La parola “trebbiatura” deriva da trebbiatura, e, a sua volta, dal latino tribulum, tavola di legno di poco più di un metro quadrato con ciottoli dai profili affilati incastonati nella sua parte inferiore che è adagiata sull'aia.
L'aia è un cerchio realizzato a terra, solitamente lastricato di sassi, dove si distendono i fasci di raccolti slegati. La trebbiatrice, trascinata dagli animali, sgrana le spighe mentre gira nell'aia.
I jarreos alle bestie e il monotono trascinamento della trebbiatura sono gli unici suoni che accompagnano il canto della trebbiatura.
Essendo un canto primitivo senza accompagnamento strumentale, le sue melodie sono modali e molto melismatiche, essendo in 7a (La2-Sol3). Il tempo è ad libitum e libero e non c'è un ritmo definito.
A causa delle sue somiglianze con la siguiriya, a volte viene cantata a compás, essendo questo ritmo quello scelto per la sua interpretazione.
Il canto della trebbiatura è per sua natura una delle melodie più antiche della scena popolare del flamenco. La semplice intonazione di tre o quattro note suggerisce melodie di tipo gregoriano.

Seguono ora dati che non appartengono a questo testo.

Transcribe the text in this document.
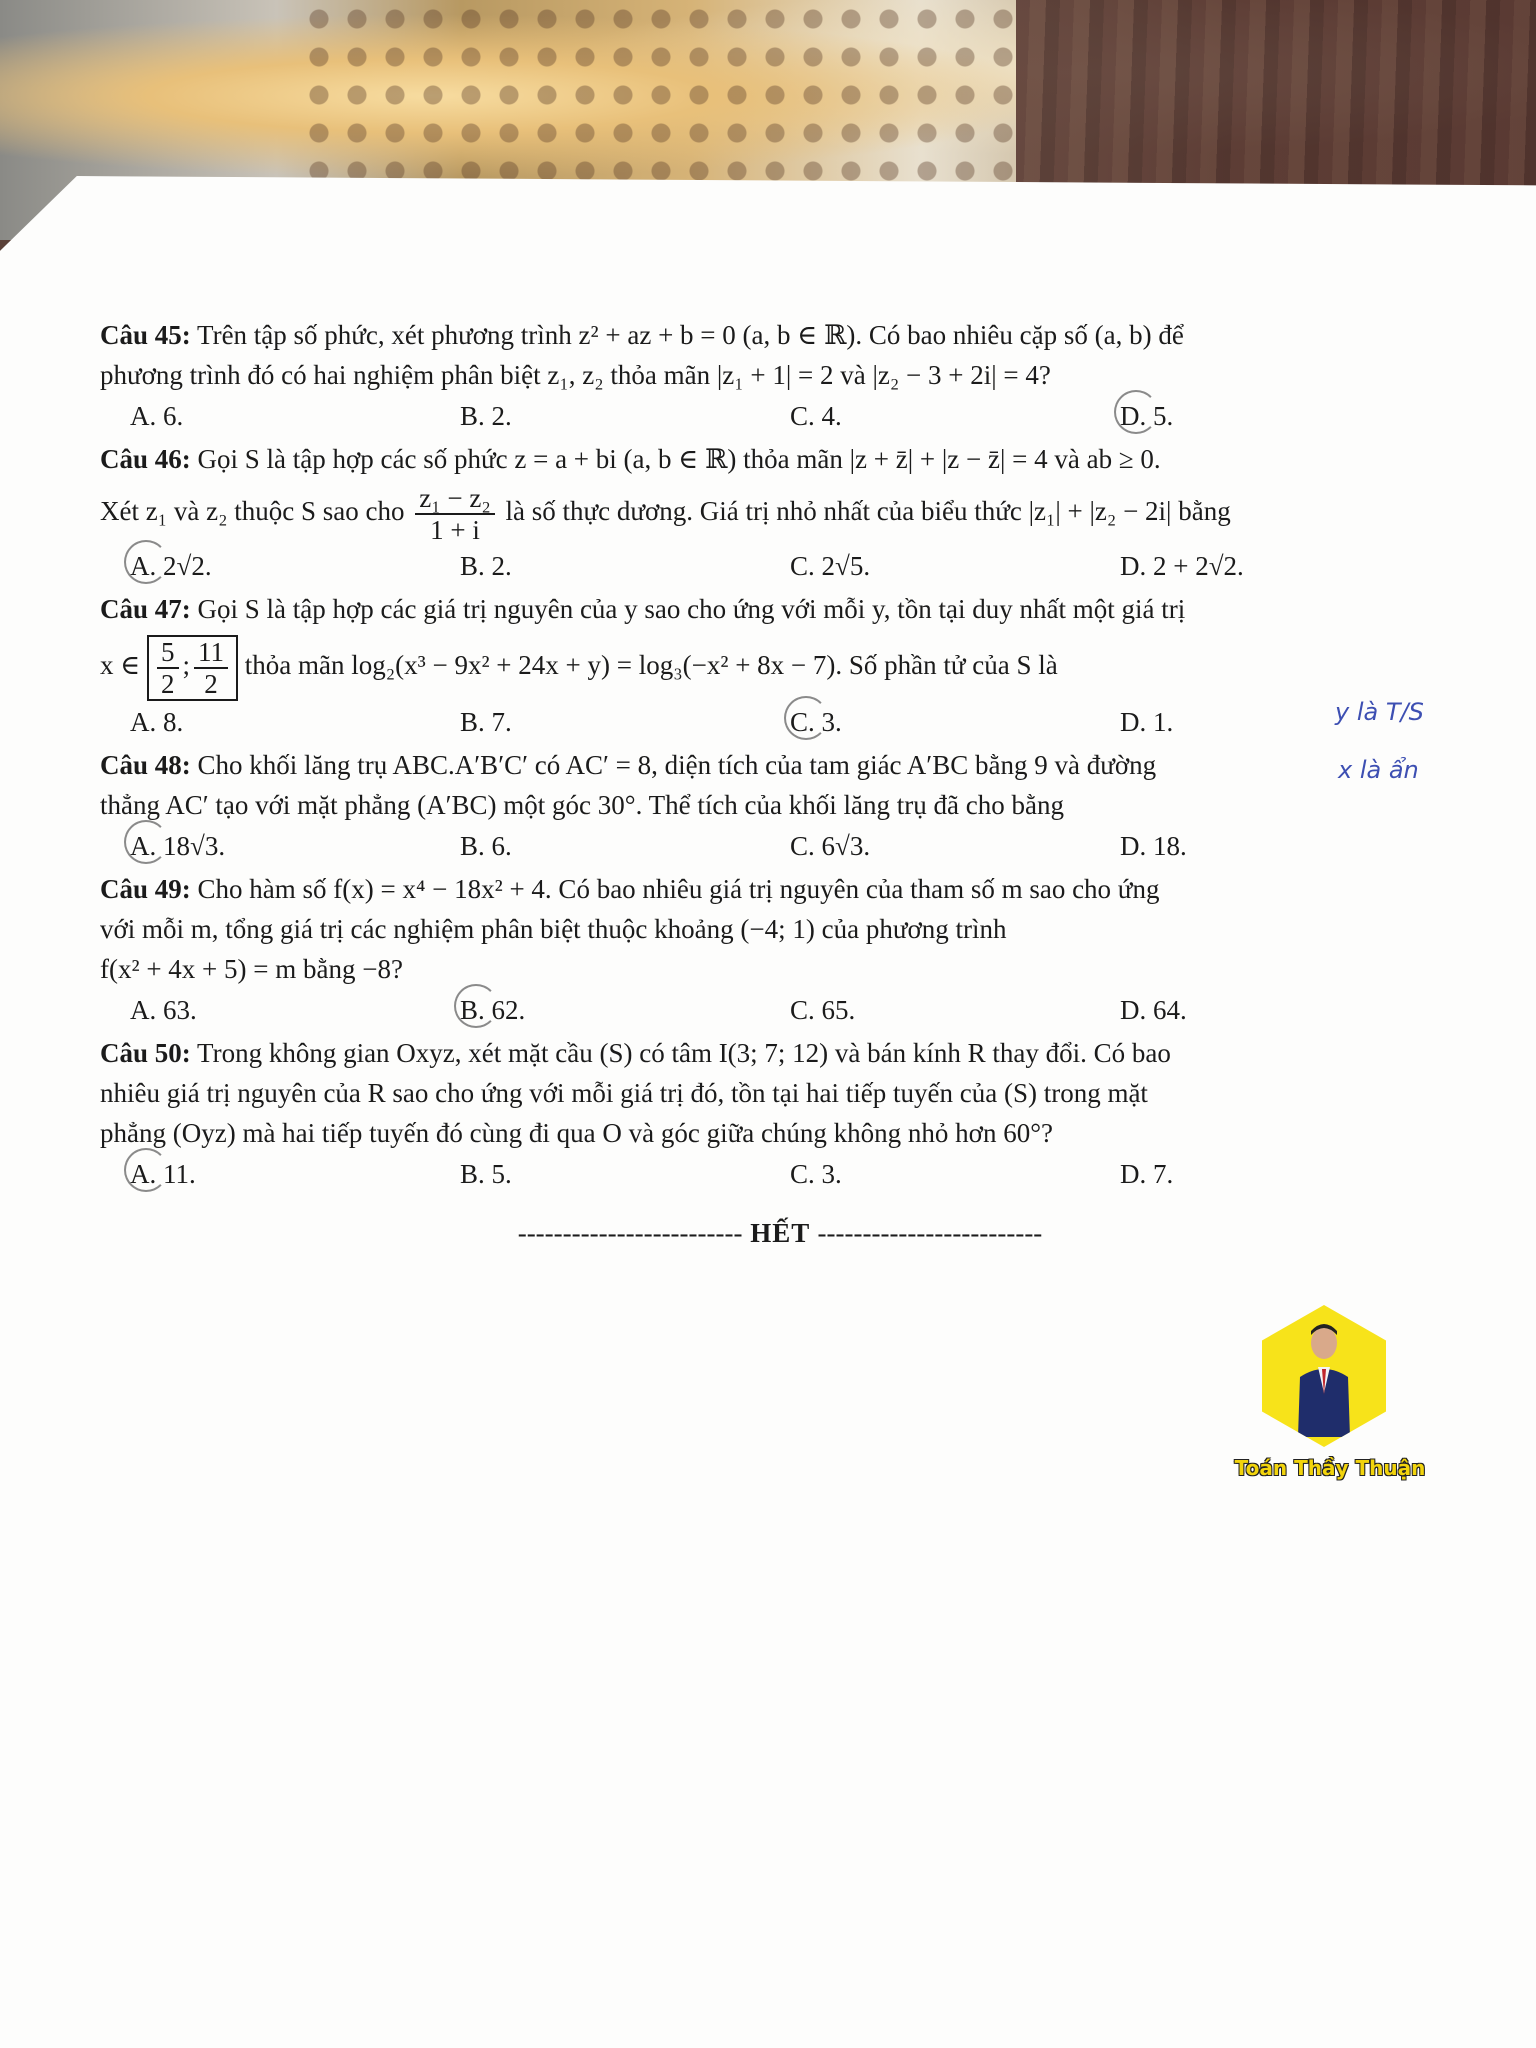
Câu 45: Trên tập số phức, xét phương trình z² + az + b = 0 (a, b ∈ ℝ). Có bao nhiêu cặp số (a, b) để

phương trình đó có hai nghiệm phân biệt z₁, z₂ thỏa mãn |z₁ + 1| = 2 và |z₂ − 3 + 2i| = 4?

A. 6.	B. 2.	C. 4.	D. 5.

Câu 46: Gọi S là tập hợp các số phức z = a + bi (a, b ∈ ℝ) thỏa mãn |z + z̄| + |z − z̄| = 4 và ab ≥ 0.

Xét z₁ và z₂ thuộc S sao cho $\frac{\text{z₁ − z₂}}{1 + i}$ là số thực dương. Giá trị nhỏ nhất của biểu thức |z₁| + |z₂ − 2i| bằng

A. 2√2.	B. 2.	C. 2√5.	D. 2 + 2√2.

Câu 47: Gọi S là tập hợp các giá trị nguyên của y sao cho ứng với mỗi y, tồn tại duy nhất một giá trị

x ∈ $\frac{5}{2}$ ; $\frac{11}{2}$ thỏa mãn log₂(x³ − 9x² + 24x + y) = log₃(−x² + 8x − 7). Số phần tử của S là

A. 8.	B. 7.	C. 3.	D. 1.

Câu 48: Cho khối lăng trụ ABC.A′B′C′ có AC′ = 8, diện tích của tam giác A′BC bằng 9 và đường

thẳng AC′ tạo với mặt phẳng (A′BC) một góc 30°. Thể tích của khối lăng trụ đã cho bằng

A. 18√3.	B. 6.	C. 6√3.	D. 18.

Câu 49: Cho hàm số f(x) = x⁴ − 18x² + 4. Có bao nhiêu giá trị nguyên của tham số m sao cho ứng

với mỗi m, tổng giá trị các nghiệm phân biệt thuộc khoảng (−4; 1) của phương trình

f(x² + 4x + 5) = m bằng −8?

A. 63.	B. 62.	C. 65.	D. 64.

Câu 50: Trong không gian Oxyz, xét mặt cầu (S) có tâm I(3; 7; 12) và bán kính R thay đổi. Có bao

nhiêu giá trị nguyên của R sao cho ứng với mỗi giá trị đó, tồn tại hai tiếp tuyến của (S) trong mặt

phẳng (Oyz) mà hai tiếp tuyến đó cùng đi qua O và góc giữa chúng không nhỏ hơn 60°?

A. 11.	B. 5.	C. 3.	D. 7.
------------------------- HẾT -------------------------
y là T/S
x là ẩn
Toán Thầy Thuận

Sulla base del testo si definiscono due frasi musicali: la prima coincide con i primi due versi, eseguendo l'intonazione melodica sulla nota A, che funge da appoggiatura per la nota di semicadenza, Sol#; e la seconda, con gli ultimi due versi, cadenzata su Mi come nota finale, tonica, della melodia.
La sua composizione letteraria segue la metrica delle Seguidillas.
Il tema dei suoi testi è abbastanza definito negli eventi quotidiani del suo stesso ambiente. Insieme ai jarreo animati, i testi della trebbiatura diventano un riconoscimento del lavoro e del cameratismo nei confronti degli animali da tiro.